The Collision Avoidance Challenge is to predict the final risk $ r $ of collision between a satellite and a given object (see the challenge section for a detailed description). Since this is a continuous value this challenge can be seen as a regression task, where our target is the final risk $ r $ associated to each time series of CDMs. However, the prediction in the case of high-risk events is much more important than a correct prediction of low-risk events. In other words, we strongly want to avoid false negatives and penalize their occurrences. This is done by constructing a loss combining the Mean Squared Error (MSE) and the F1 score with $ \beta$=2.

The final score/loss that is used to evaluate all submissions is given by:

$$ L(r, \hat{r}) = \frac{1}{F_2}MSE(r,\hat{r}), $$

where $F_2$ is computed over the whole dataset, using two classes, (high final risk: $ r \geq 10^{-6}$, low final risk: $ r < 10^{-6}$ ) and the MSE(.,.) is only computed for the events that belong to the first class.

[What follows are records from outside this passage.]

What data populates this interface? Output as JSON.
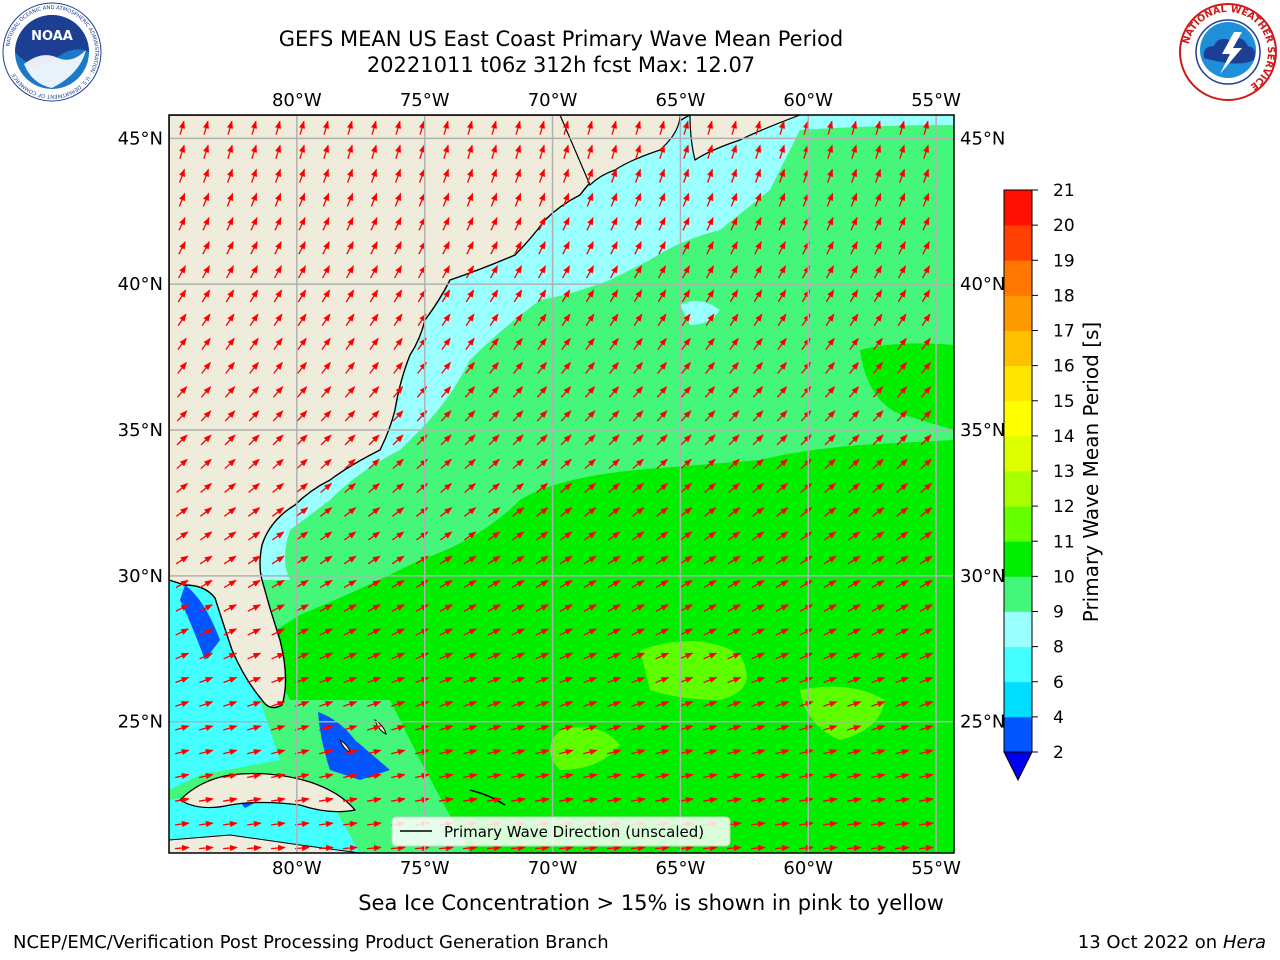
{
  "title": {
    "line1": "GEFS MEAN US East Coast Primary Wave Mean Period",
    "line2": "20221011 t06z 312h fcst   Max: 12.07"
  },
  "logos": {
    "noaa": {
      "text": "NOAA",
      "ring": "NATIONAL OCEANIC AND ATMOSPHERIC ADMINISTRATION · U.S. DEPARTMENT OF COMMERCE"
    },
    "nws": {
      "ring": "NATIONAL WEATHER SERVICE"
    }
  },
  "map": {
    "lon_labels": [
      "80°W",
      "75°W",
      "70°W",
      "65°W",
      "60°W",
      "55°W"
    ],
    "lat_labels": [
      "45°N",
      "40°N",
      "35°N",
      "30°N",
      "25°N"
    ],
    "lon_values": [
      -80,
      -75,
      -70,
      -65,
      -60,
      -55
    ],
    "lat_values": [
      45,
      40,
      35,
      30,
      25
    ],
    "extent": {
      "lon_min": -85,
      "lon_max": -54.3,
      "lat_min": 20.5,
      "lat_max": 45.8
    },
    "land_color": "#efecdc",
    "grid_color": "#b0b0b0",
    "arrow_color": "#ff0000",
    "legend_label": "Primary Wave Direction (unscaled)"
  },
  "colorbar": {
    "label": "Primary Wave Mean Period [s]",
    "ticks": [
      "2",
      "4",
      "6",
      "8",
      "9",
      "10",
      "11",
      "12",
      "13",
      "14",
      "15",
      "16",
      "17",
      "18",
      "19",
      "20",
      "21"
    ],
    "colors": [
      "#0055ff",
      "#00ddff",
      "#44ffff",
      "#99ffff",
      "#44f77a",
      "#00ee00",
      "#66ff00",
      "#aaff00",
      "#ddff00",
      "#ffff00",
      "#ffe600",
      "#ffc000",
      "#ff9900",
      "#ff7700",
      "#ff4000",
      "#ff1000"
    ],
    "under_color": "#0000ee"
  },
  "note": "Sea Ice Concentration > 15% is shown in pink to yellow",
  "footer": {
    "left": "NCEP/EMC/Verification Post Processing Product Generation Branch",
    "right_prefix": "13 Oct 2022 on ",
    "right_italic": "Hera"
  }
}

We have that:

$$ MSE(r,\hat{r}) = \frac{1}{N}\sum\limits_{{i=1}}^N(r_i - \hat{r}_i)^2, \lbrace i \mid r_i \geq 10^{-6}\rbrace, $$

and

$$ F_{\beta} = (1+\beta^2)\frac{precision \times recall}{(\beta^2 \times precision)+recall}, $$

where in our case, $\beta=2$, $N$ is the number of observations with high true risk, $r_i$ and $\hat{r}_i$ are the true risk and predicted risk for observation $i$, respectively, and precision and recall are quantities closely related to Type 1 and Type 2 errors.

Remember that, as noted in the rules section, the score on the leaderboard is only evaluated on a subset of the actual test data, in order to avoid potential overfitting of the test data. Only at the end of the competition all solutions will be evaluated on the entire dataset.